REPUBLIKA.CO.ID, JAKARTA -- Musyawarah dan mufakat dinilai sebagai warisan leluhur yang menjadi kelebihan Indonesia dalam menjalankan kehidupan berdemokrasi. Dibandingkan dengan negara-negara lain, Indonesia dengan musyawarah dan mufakat mampu menciptakan kehidupan berdemokrasi yang baik dan indah di tengah keberagaman yang ada. Karena itu, musyawarah mufakat harus terus dijaga dan digalakkan.
“Indonesia memiliki kelebihan dibandingkan negara lain dalam hal berdemokrasi melalui musyawarah dan mufakat. Dengan musyawarah dan mufakat itu, toleransi di Indonesia menjadi kekuatan yang luar biasa. Ini harus dijaga seluruh masyarakat Indonesia, terutama dalam menghadapi tantangan zaman, terutama kemajuan teknologi informasi,” ujar pengamat komunikasi politik dari Universitas Paramadina, Dr Hendri Satrio, Jumat (6/4).
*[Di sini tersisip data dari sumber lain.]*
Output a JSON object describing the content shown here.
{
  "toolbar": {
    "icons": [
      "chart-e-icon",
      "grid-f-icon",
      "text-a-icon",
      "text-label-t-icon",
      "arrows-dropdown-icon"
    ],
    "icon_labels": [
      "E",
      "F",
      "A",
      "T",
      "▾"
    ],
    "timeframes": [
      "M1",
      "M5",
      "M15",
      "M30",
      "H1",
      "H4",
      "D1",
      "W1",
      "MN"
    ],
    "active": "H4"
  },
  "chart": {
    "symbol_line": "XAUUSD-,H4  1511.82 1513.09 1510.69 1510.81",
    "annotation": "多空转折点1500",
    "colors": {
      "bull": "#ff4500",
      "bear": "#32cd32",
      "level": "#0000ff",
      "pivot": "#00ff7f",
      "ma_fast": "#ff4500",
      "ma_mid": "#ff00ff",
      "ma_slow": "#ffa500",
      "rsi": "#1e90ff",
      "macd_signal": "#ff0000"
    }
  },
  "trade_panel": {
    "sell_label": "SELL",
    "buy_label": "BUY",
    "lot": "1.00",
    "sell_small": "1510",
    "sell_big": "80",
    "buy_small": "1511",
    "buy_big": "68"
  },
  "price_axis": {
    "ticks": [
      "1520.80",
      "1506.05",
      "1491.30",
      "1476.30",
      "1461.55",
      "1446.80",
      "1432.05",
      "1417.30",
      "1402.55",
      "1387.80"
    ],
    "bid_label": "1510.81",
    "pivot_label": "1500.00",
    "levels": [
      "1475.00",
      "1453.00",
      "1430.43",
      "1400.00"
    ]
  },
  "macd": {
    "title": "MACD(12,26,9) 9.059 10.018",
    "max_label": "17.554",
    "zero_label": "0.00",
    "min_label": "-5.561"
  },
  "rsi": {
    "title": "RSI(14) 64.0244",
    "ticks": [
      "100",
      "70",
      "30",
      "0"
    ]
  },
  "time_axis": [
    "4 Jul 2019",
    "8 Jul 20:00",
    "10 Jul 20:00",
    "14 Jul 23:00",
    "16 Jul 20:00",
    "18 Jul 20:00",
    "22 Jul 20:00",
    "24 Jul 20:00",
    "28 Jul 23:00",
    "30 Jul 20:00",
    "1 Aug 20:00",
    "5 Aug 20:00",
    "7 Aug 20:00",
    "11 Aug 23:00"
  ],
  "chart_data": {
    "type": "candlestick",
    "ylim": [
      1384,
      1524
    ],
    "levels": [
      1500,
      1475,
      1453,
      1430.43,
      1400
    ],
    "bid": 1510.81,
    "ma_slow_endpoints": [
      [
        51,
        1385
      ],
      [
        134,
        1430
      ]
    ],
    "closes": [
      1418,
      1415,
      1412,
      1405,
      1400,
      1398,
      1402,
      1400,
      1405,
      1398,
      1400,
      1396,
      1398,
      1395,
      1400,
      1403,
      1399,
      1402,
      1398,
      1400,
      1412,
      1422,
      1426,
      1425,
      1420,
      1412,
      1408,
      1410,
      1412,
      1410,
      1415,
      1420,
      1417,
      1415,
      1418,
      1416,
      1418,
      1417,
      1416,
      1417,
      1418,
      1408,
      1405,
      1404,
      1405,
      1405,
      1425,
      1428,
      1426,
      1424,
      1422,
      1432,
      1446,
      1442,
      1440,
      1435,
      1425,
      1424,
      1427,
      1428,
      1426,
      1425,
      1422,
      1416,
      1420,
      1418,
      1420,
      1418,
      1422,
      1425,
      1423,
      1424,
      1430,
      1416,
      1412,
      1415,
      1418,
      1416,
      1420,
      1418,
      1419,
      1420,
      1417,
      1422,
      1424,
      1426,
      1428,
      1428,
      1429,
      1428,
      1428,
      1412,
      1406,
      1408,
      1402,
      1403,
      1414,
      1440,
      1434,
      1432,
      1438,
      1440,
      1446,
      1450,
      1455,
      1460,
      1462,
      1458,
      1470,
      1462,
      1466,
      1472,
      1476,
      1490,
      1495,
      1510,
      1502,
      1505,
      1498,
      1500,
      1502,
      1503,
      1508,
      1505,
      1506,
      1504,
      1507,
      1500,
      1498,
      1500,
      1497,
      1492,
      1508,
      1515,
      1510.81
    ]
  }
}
Ia mengakui, mengakui semangat musyawarah mufakat akhir-akhir ini agak menurun. Hal itu terjadi seiring dengan perkembangan jaman yang serba instan dan digital. Akibatnya, media untuk melakukan musyawarah mufakat bergeser. Kalau dulu musyawarah mufakat dilakukan dengan berkumpul dan berdiskusi, sekarang bisa lewat media digital yaitu media sosial (medsos).
Namun, Hendri menegaskan, esensi musyawarah mufakat sudah sangat melekat dengan bangsa Indonesia sehingga apapun bentuknya, meski akhirnya harus voting, musyawarah mufakat itu selalu digunakan di setiap kegiatan.
“Musyawarah mufakat yang merupakan sila keempat dari Pancasila seperti menjadi napas bagi bangsa ini. Artinya musyawarah mufakat itu adalah salah satu kekuatan bangsa Indonesia untuk menjaga NKRI dengan Bhinneka Tunggal Ika-nya,” imbuh pria yang juga pendiri Lembaga Survei Kelompok Diskusi dan Kajian Opini Publik Indonesia (Kedai Kopi) ini.
Ia mengakui sejauh ini, iklim demokrasi di Indonesia masih menuju ke arah dewasa. Ia yakin bila demokrasi Indonesia sudah matang dan dewasa, masalah musyawarah mufakat sudah otomatis di masyarakat dan tidak perlu dibicarakan lagi.